This year has been a fantastic one for renewable energy stocks. The Invesco Solar ETF, which focuses on solar energy stocks, is up a stunning 192% this year. Meanwhile, the iShares Global Clean Energy ETF has surged an impressive 110%. That’s despite some impact from the COVID-19 outbreak on the sector, which slowed project development.
However, as good as 2020 has been for renewables, the future is even brighter. Here are two reasons investors should consider investing in renewable energy stocks even after a big run in 2020.
The sector’s growth prospects are simply breathtaking
The cost of renewable energy developments has declined to the point where they’re becoming cheaper than fossil fuels. Onshore wind is less expensive in many areas than building a new combined cycle gas turbine, while solar is rapidly reaching that point. Many forecasters believe that solar will soon be the lowest cost supplier of bulk power.

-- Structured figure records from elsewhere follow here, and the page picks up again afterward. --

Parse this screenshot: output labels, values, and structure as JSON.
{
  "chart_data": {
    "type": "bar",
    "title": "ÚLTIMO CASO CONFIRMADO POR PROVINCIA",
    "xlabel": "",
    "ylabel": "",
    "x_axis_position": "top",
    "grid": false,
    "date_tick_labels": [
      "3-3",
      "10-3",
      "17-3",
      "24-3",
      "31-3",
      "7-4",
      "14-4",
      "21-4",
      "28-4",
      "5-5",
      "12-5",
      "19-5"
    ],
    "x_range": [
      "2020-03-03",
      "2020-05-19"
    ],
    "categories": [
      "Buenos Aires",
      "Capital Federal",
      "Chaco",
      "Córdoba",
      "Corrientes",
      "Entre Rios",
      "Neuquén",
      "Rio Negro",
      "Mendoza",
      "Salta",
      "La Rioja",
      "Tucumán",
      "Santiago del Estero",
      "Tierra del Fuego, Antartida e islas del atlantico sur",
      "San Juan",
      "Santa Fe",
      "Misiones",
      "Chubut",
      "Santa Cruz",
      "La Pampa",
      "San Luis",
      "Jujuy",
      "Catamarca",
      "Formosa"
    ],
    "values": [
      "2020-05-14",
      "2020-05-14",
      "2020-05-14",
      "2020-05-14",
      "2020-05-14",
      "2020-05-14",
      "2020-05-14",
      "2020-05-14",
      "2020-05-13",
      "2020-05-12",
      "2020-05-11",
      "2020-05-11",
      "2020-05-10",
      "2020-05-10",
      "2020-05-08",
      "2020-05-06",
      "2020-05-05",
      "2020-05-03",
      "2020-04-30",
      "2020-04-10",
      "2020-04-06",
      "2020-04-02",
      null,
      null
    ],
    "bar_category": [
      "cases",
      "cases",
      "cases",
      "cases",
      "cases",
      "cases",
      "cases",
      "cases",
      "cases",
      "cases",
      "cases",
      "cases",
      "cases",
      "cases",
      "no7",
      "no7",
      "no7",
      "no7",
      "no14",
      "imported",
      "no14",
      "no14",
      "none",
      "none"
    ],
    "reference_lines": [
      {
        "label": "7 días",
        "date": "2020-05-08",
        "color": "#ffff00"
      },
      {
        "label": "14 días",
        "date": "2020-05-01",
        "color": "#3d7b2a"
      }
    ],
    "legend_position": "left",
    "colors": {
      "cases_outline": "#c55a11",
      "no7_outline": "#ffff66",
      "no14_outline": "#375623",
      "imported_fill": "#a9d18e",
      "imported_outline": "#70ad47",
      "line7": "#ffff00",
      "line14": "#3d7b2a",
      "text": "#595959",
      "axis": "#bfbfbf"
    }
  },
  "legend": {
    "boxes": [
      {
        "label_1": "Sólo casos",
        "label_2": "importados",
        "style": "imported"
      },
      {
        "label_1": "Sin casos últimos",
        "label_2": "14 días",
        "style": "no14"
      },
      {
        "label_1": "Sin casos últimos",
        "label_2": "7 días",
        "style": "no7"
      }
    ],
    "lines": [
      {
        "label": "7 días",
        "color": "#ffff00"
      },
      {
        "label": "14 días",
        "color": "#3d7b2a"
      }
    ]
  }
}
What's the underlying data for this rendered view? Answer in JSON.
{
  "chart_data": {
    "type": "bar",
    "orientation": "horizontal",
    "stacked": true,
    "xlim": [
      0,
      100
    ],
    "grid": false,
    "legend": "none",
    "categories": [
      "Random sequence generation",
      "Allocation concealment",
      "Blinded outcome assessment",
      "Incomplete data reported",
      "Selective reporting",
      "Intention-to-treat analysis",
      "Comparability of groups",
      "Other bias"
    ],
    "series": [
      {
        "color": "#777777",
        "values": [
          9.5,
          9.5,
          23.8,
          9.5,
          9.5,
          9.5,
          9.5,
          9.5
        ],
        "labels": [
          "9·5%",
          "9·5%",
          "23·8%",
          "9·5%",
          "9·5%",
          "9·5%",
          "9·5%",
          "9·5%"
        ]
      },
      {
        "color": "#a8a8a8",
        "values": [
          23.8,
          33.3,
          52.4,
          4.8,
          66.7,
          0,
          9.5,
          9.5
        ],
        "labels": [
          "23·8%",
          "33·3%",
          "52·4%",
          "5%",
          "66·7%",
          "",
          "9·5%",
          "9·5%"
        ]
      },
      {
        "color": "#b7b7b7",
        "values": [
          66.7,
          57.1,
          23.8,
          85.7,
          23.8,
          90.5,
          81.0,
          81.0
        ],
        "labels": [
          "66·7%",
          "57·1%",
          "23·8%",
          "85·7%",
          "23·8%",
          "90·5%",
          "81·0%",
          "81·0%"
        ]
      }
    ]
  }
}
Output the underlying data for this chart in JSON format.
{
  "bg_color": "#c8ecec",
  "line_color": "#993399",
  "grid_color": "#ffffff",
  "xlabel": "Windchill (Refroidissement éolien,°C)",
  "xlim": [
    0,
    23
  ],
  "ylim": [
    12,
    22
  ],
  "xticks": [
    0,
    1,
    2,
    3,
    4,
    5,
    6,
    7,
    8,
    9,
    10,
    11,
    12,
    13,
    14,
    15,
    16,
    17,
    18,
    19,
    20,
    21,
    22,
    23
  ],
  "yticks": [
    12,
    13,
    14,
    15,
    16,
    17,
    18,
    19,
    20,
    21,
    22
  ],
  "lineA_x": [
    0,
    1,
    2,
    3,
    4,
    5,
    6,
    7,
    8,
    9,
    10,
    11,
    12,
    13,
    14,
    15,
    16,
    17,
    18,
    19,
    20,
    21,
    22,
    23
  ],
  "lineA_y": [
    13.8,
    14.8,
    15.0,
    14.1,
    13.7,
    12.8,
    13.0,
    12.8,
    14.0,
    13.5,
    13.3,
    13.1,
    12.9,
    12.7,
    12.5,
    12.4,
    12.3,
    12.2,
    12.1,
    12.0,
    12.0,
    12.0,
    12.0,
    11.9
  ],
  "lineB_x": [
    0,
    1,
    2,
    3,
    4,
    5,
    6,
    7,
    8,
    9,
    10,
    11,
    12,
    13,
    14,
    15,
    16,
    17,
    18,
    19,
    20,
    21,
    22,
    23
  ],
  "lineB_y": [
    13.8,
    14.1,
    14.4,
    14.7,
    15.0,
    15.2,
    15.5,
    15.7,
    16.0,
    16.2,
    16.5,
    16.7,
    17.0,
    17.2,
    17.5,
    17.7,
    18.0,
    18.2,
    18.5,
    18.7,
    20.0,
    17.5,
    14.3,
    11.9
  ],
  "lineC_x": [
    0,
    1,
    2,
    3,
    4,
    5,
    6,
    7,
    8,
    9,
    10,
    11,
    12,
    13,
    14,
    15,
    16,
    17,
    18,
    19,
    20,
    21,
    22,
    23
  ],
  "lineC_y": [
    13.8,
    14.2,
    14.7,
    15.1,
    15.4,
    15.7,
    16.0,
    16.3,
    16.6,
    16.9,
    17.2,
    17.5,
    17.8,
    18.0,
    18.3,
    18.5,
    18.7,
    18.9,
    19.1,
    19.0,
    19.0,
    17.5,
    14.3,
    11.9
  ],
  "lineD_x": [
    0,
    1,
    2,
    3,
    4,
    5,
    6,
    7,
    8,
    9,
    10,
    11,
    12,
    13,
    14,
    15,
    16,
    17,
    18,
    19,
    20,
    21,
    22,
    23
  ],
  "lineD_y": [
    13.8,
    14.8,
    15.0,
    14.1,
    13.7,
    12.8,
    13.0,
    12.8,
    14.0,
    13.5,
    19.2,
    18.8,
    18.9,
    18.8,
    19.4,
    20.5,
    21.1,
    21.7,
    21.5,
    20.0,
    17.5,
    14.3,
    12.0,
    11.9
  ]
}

Because of that, and growing climate change concerns — which is powering net-zero pledges around the globe — renewable energy development is accelerating. According to the National Renewable Energy Laboratory, the sector is on track to add an average of 10 gigawatts (GW) of new solar and a similar amount of new wind capacity per year through 2022. Forecasters see a brisker pace in the 2023 to 2030 timeframe of 12-15 GW of wind and 18-20 GW of solar, implying 15% average annual market growth. As a result, the companies focused on the sector should grow at accelerating rates over the next several years.
Meanwhile, the longer-term opportunity is even greater as companies and governments race to meet their pledges of a net-zero carbon future by 2050. One potential power source that could fuel an enormous increase in renewable energy usage is green hydrogen. That emissions-free fuel has the potential to grow the addressable market for renewable energy by 19 to 24 times its current size by 2050.
The returns from renewable are increasingly attractive
For years, the main driver of renewable energy development was government incentives, which were necessary to justify the investment. However, with costs coming down so dramatically, renewables can generate attractive returns on investment.
As a result of technology advances and reductions in construction costs, solar can stand on its own without subsidies and more importantly, is now among the lowest cost sources of conventional power globally. To put this in perspective, solar costs over the last five years-the period in which we have built our solar business-have gone from over $4 per watt to install, to less than a $1 per watt in almost all jurisdictions around the world. As a result of these favorable economics, as well as the renewable nature and perpetual source of free energy, we believe it is possible that in ten years from now the majority of the production capacity of Brookfield Renewable will be solar capacity. It is not that we do not believe in wind or hydro but the growth in solar and the ability for us to develop and earn strong risk adjusted returns should enable us to grow our solar operations at a far greater pace.
The company put the returns into context by discussing a recent investment. It acquired a 1.2 GW solar development project in Brazil for $200 million, which is one of the largest solar development projects in the world. Brookfield noted that, thanks to its: “global scale, we expect to drive down equipment procurement, installation and operating costs to deliver additional value over time. Accordingly, we expect to achieve approximately 20% returns on this investment.”
High-return projects like that are powering Brookfield’s forecast that it can grow its cash flow per share at an 11% to 16% annual clip through 2025. That would support 5% to 9% annual increases to its dividend. Meanwhile, leading renewable energy generator NextEra Energy (NYSE:NEE) also sees high-powered growth ahead. The utility recently raised and extended its earnings growth outlook, forecasting 6% to 8% annual earnings-per-share growth through 2023 off of a 10% higher baseline for 2021. That renewable-powered forecast should enable NextEra to grow its dividend by around 10% annually through at least 2022. This high-powered growth should give these renewable-focused companies the power to generate market-beating total returns.
Growth that matters
The renewable energy industry has a spotty track record of creating value for investors because many companies chased growth at all costs. However, with development costs coming down, renewables are increasingly profitable investments. The sector thus appears poised to pay big dividends for investors in the company years, especially as value creators like Brookfield and NextEra accelerate their development capabilities to capture more of the growth ahead in the sector.